Manajer Manchester United Michael Carrick sedang berbicara dan merangkul pemainnya di lapangan setelah pertandingan.

duniabola Manajer Manchester United, Michael Carrick mengkritik kepemimpinan Paul Tierney di laga kontra Leeds United baru-baru ini. Ia menilai sang wasit memberikan banyak keputusan yang merugikan Manchester United.

Komentar ini keluar sesudah pertandingan Manchester United vs Leeds United baru-baru ini. FA menunjuk Paul Tierney sebagai pengadil pertandingan bertajuk “The Roses Derby” tersebut.

Di laga ini, wasit berkepala plontos itu membuat beberapa keputusan kontroversial. Salah satunya adalah ia memberikan kartu merah kepada Lisandro Martinez di awal babak kedua.

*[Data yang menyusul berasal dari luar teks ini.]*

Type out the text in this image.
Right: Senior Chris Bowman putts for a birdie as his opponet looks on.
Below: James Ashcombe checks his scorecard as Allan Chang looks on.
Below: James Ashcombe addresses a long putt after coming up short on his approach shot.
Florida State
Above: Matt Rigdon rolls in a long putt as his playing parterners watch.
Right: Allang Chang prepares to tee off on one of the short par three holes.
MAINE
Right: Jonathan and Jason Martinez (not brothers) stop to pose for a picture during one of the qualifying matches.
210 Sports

Michael Carrick sendiri berang melihat kepemimpinan Tierney tersebut. Ia menilai timnya benar-benar dirugikan oleh kepemimpinan sang wasit di laga ini.

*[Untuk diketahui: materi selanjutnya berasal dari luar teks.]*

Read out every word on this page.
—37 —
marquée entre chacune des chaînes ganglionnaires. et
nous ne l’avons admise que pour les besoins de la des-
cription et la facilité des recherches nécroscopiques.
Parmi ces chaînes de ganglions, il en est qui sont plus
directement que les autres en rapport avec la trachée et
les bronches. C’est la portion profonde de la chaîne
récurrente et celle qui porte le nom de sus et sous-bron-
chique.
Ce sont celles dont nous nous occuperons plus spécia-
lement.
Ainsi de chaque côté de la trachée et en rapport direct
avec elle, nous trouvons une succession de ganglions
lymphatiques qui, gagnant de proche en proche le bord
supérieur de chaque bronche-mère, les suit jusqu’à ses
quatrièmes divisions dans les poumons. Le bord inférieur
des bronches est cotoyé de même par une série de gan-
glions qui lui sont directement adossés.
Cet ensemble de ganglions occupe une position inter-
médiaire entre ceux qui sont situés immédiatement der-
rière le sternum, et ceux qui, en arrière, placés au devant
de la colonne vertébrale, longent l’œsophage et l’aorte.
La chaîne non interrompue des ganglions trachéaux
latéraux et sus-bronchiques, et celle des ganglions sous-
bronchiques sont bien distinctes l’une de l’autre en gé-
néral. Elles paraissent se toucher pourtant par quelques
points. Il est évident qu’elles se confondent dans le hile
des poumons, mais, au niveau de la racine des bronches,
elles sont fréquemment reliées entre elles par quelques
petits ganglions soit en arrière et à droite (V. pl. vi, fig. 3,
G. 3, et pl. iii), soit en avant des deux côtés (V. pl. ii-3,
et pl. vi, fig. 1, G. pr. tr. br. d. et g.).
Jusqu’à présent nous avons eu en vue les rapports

Keputusan yang Tidak Masuk Akal

Dalam wawancaranya di Sky Sports, mula-mula Michael Carrick mengomentari kartu merah yang diberikan kepada Martinez.

Ia menilai bahwa insiden itu tidak seharusnya berujung kartu merah, apalagi ia menilai Martinez mendapatkan pelanggaran terlebih dahulu dari Calvert-Lewin.

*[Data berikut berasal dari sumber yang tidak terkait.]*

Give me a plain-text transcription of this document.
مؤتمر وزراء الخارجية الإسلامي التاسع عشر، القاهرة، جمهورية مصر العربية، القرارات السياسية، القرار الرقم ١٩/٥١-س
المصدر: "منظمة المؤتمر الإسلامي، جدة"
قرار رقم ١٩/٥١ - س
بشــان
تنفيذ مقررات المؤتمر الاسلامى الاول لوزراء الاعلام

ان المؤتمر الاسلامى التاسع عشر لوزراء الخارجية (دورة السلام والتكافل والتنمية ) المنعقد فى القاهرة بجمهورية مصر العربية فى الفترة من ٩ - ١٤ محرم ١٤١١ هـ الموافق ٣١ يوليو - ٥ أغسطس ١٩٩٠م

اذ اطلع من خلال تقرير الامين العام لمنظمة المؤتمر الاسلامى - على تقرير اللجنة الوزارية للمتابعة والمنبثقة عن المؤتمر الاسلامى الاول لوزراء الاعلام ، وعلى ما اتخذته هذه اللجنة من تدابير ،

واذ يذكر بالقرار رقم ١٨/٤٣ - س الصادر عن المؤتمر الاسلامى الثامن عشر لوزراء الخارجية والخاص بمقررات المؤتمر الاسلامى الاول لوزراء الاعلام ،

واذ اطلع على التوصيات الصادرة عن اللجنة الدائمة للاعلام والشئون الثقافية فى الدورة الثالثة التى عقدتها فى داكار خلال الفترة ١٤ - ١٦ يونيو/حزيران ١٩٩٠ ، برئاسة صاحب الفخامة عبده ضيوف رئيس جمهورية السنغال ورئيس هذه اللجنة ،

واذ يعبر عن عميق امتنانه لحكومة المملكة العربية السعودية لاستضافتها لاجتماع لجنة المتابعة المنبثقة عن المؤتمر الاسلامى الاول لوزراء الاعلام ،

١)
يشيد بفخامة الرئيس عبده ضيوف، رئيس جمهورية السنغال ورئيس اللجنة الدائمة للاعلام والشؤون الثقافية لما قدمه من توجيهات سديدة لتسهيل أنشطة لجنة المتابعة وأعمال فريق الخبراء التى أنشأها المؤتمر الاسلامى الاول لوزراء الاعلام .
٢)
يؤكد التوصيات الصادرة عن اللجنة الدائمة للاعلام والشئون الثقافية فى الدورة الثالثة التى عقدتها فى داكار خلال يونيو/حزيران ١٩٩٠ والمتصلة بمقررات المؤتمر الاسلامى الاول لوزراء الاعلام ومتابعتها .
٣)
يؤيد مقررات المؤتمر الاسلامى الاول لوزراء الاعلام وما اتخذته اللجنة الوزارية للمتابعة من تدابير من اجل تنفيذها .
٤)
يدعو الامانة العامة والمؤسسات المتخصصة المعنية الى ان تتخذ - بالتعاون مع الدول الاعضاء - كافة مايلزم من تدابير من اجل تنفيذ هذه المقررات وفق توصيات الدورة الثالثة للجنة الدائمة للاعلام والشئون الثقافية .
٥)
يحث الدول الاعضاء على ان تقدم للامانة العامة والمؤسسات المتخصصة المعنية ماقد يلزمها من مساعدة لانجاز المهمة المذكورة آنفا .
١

“Keputusan kartu merah itu merupakan keputusan terburuk yang pernah saya lihat. Anda bisa lihat dia (Calvert-Lewin) menampar muka Licha sebelum insiden tersebut, dan wasit tidak melakukan apa-apa,” keluh Michael Carrick.

Seharusnya Gol Dianulir

Lebih lanjut, Michael Carrick juga menilai gol pertama Leeds di laga ini seharusnya tidak sah. Pasalnya Calvert-Lewin lagi-lagi menampar wajah Leny Yoro dalam proses duel di udara dan wasit tidak mengecheck situasi tersebut.

“Sebelum gol pertama tercipta, belakang kepala Leny Yoro kena hantam pemain mereka. Mengapa wasit tidak memeriksa insiden tersebut?” sambung Michael Carrick.

“Kami sudah dua pertandingan beruntun dirugikan oleh keputusan wasit seperti ini,” ia menandaskan.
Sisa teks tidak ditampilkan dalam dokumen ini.